Question

There are five different teacups, three saucers and four teaspoons in the “tea party” store. How many ways are there to buy two items with different names?

Answer 1

Hint: We will solve this question by using the combination rule. A combination is the choice of $r$ things from a set of $n$ things without replacement. The order does not matter in combination${{\Rightarrow }{}^{n}}{{C}_{r}}=\dfrac{n!}{r!\left( n-r \right)!}$ , where the factorial means it is a function that multiplies a number by every number below it. For example, $5!=5\times 4\times 3\times 2\times 1$.

Complete step-by-step solution:
Here we will use combinations, according to the question we have to make two ways to buy different items.
We have given$5$ different tea cups, $3$ saucers,$4$ teaspoons.
The different ways to buy $2$ items are;
 First we will take one tea cup and one saucer then the combination becomes:
$\Rightarrow {}^{5}{{C}_{1}}\times {}^{3}{{C}_{1}}$
Then we will take one tea cup and one teaspoon then the combination becomes;
$\Rightarrow {}^{5}{{C}_{1}}\times {}^{4}{{C}_{1}}$
Similarly we will take one saucer and one teaspoon then, we get
$\Rightarrow {}^{3}C{}_{1}\times {}^{4}C{}_{1}$
Now we will calculate them and then add them, we get
$\Rightarrow {}^{5}{{C}_{1}}\times {}^{3}{{C}_{1}}+{}^{5}C{}_{1}\times {}^{4}C{}_{1}{{+}^{3}}{{C}_{1}}{{\times }^{4}}{{C}_{1}}$
Now by calculating then we get the number of different ways,
$\begin{align}
  & \Rightarrow \left( 5\times 3 \right)+\left( 5\times 4 \right)+\left( 3\times 4 \right) \\
 & \Rightarrow 15+20+12 \\
 & \Rightarrow 47 \\
\end{align}$
Hence we get $47$ different ways by which we buy $2$ different items.

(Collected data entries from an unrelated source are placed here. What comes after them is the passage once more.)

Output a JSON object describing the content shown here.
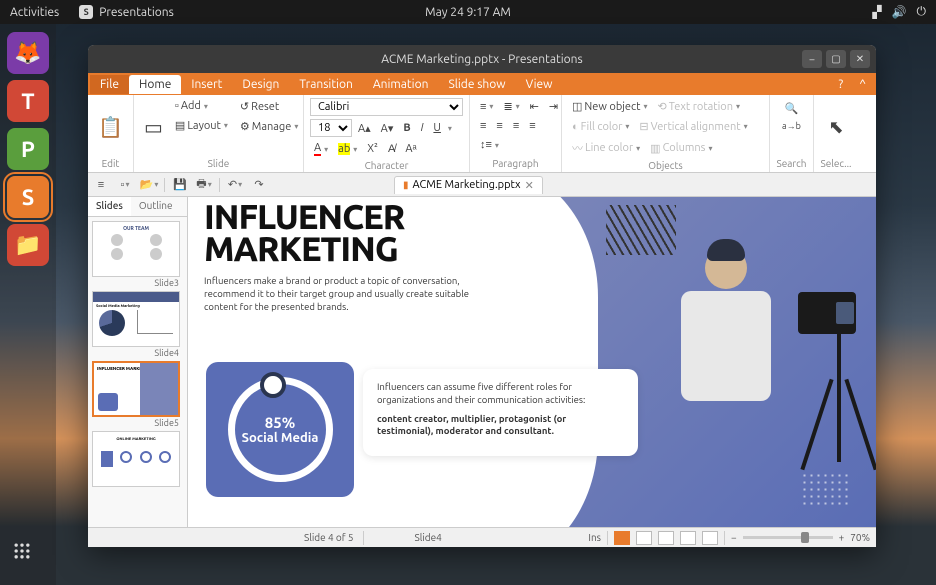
{
  "topbar": {
    "activities": "Activities",
    "app": "Presentations",
    "datetime": "May 24  9:17 AM"
  },
  "window": {
    "title": "ACME Marketing.pptx - Presentations"
  },
  "menus": [
    "File",
    "Home",
    "Insert",
    "Design",
    "Transition",
    "Animation",
    "Slide show",
    "View"
  ],
  "ribbon": {
    "edit": {
      "label": "Edit"
    },
    "slide": {
      "label": "Slide",
      "add": "Add",
      "reset": "Reset",
      "layout": "Layout",
      "manage": "Manage"
    },
    "character": {
      "label": "Character",
      "font": "Calibri",
      "size": "18"
    },
    "paragraph": {
      "label": "Paragraph"
    },
    "objects": {
      "label": "Objects",
      "newobj": "New object",
      "textrot": "Text rotation",
      "fill": "Fill color",
      "valign": "Vertical alignment",
      "line": "Line color",
      "cols": "Columns"
    },
    "search": {
      "label": "Search"
    },
    "select": {
      "label": "Selec..."
    }
  },
  "doctab": "ACME Marketing.pptx",
  "panel": {
    "slides": "Slides",
    "outline": "Outline"
  },
  "thumbs": [
    {
      "label": "Slide3",
      "title": "OUR TEAM"
    },
    {
      "label": "Slide4",
      "title": "Social Media Marketing"
    },
    {
      "label": "Slide5",
      "title": "INFLUENCER MARKETING",
      "selected": true
    },
    {
      "label": "",
      "title": "ONLINE MARKETING"
    }
  ],
  "slide": {
    "title_l1": "INFLUENCER",
    "title_l2": "MARKETING",
    "body": "Influencers make a brand or product a topic of conversation, recommend it to their target group and usually create suitable content for the presented brands.",
    "pct": "85%",
    "pct_label": "Social Media",
    "card_p1": "Influencers can assume five different roles for organizations and their communication activities:",
    "card_p2": "content creator, multiplier, protagonist (or testimonial), moderator and consultant."
  },
  "status": {
    "pos": "Slide 4 of 5",
    "name": "Slide4",
    "mode": "Ins",
    "zoom": "70%"
  }
}
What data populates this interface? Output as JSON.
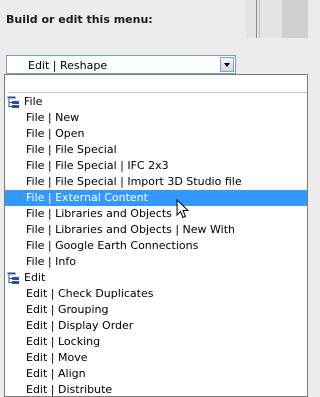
{
  "heading": "Build or edit this menu:",
  "combo": {
    "value": "Edit | Reshape"
  },
  "menu": {
    "rows": [
      {
        "kind": "group",
        "label": "File"
      },
      {
        "kind": "child",
        "label": "File | New"
      },
      {
        "kind": "child",
        "label": "File | Open"
      },
      {
        "kind": "child",
        "label": "File | File Special"
      },
      {
        "kind": "child",
        "label": "File | File Special | IFC 2x3"
      },
      {
        "kind": "child",
        "label": "File | File Special | Import 3D Studio file"
      },
      {
        "kind": "child",
        "label": "File | External Content",
        "selected": true
      },
      {
        "kind": "child",
        "label": "File | Libraries and Objects"
      },
      {
        "kind": "child",
        "label": "File | Libraries and Objects | New With"
      },
      {
        "kind": "child",
        "label": "File | Google Earth Connections"
      },
      {
        "kind": "child",
        "label": "File | Info"
      },
      {
        "kind": "group",
        "label": "Edit"
      },
      {
        "kind": "child",
        "label": "Edit | Check Duplicates"
      },
      {
        "kind": "child",
        "label": "Edit | Grouping"
      },
      {
        "kind": "child",
        "label": "Edit | Display Order"
      },
      {
        "kind": "child",
        "label": "Edit | Locking"
      },
      {
        "kind": "child",
        "label": "Edit | Move"
      },
      {
        "kind": "child",
        "label": "Edit | Align"
      },
      {
        "kind": "child",
        "label": "Edit | Distribute"
      }
    ]
  },
  "colors": {
    "selection": "#3399ff",
    "combo_border": "#7f9db9"
  },
  "icons": {
    "group": "tree-icon",
    "cursor": "mouse-pointer-icon",
    "dropdown": "chevron-down-icon"
  }
}
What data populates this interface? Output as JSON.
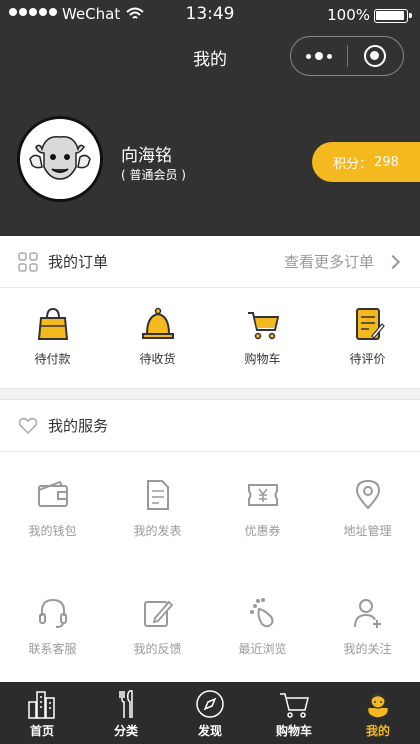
{
  "status_bar": {
    "carrier": "WeChat",
    "time": "13:49",
    "battery": "100%"
  },
  "nav": {
    "title": "我的"
  },
  "profile": {
    "name": "向海铭",
    "level": "( 普通会员 )",
    "points_label": "积分：",
    "points_value": "298"
  },
  "orders": {
    "title": "我的订单",
    "more": "查看更多订单",
    "items": [
      {
        "label": "待付款",
        "icon": "shopping-bag-icon"
      },
      {
        "label": "待收货",
        "icon": "bell-icon"
      },
      {
        "label": "购物车",
        "icon": "cart-icon"
      },
      {
        "label": "待评价",
        "icon": "review-note-icon"
      }
    ]
  },
  "services": {
    "title": "我的服务",
    "items": [
      {
        "label": "我的钱包",
        "icon": "wallet-icon"
      },
      {
        "label": "我的发表",
        "icon": "document-icon"
      },
      {
        "label": "优惠券",
        "icon": "coupon-icon"
      },
      {
        "label": "地址管理",
        "icon": "location-icon"
      },
      {
        "label": "联系客服",
        "icon": "headset-icon"
      },
      {
        "label": "我的反馈",
        "icon": "feedback-edit-icon"
      },
      {
        "label": "最近浏览",
        "icon": "footprint-icon"
      },
      {
        "label": "我的关注",
        "icon": "user-add-icon"
      }
    ]
  },
  "tabbar": {
    "items": [
      {
        "label": "首页",
        "icon": "buildings-icon"
      },
      {
        "label": "分类",
        "icon": "fork-knife-icon"
      },
      {
        "label": "发现",
        "icon": "compass-icon"
      },
      {
        "label": "购物车",
        "icon": "cart-icon"
      },
      {
        "label": "我的",
        "icon": "user-profile-icon",
        "active": true
      }
    ]
  },
  "colors": {
    "header_bg": "#323232",
    "accent": "#f4b91e",
    "tabbar_bg": "#2c2c2c"
  }
}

Note: Most probably we made a mistake in the place of multiplication we put addition, and this is the very basic mistake. Sometimes in these types of questions we make mistakes by using permutation except combination. Always be remembering in permutation order matters but in combination order doesn't matter.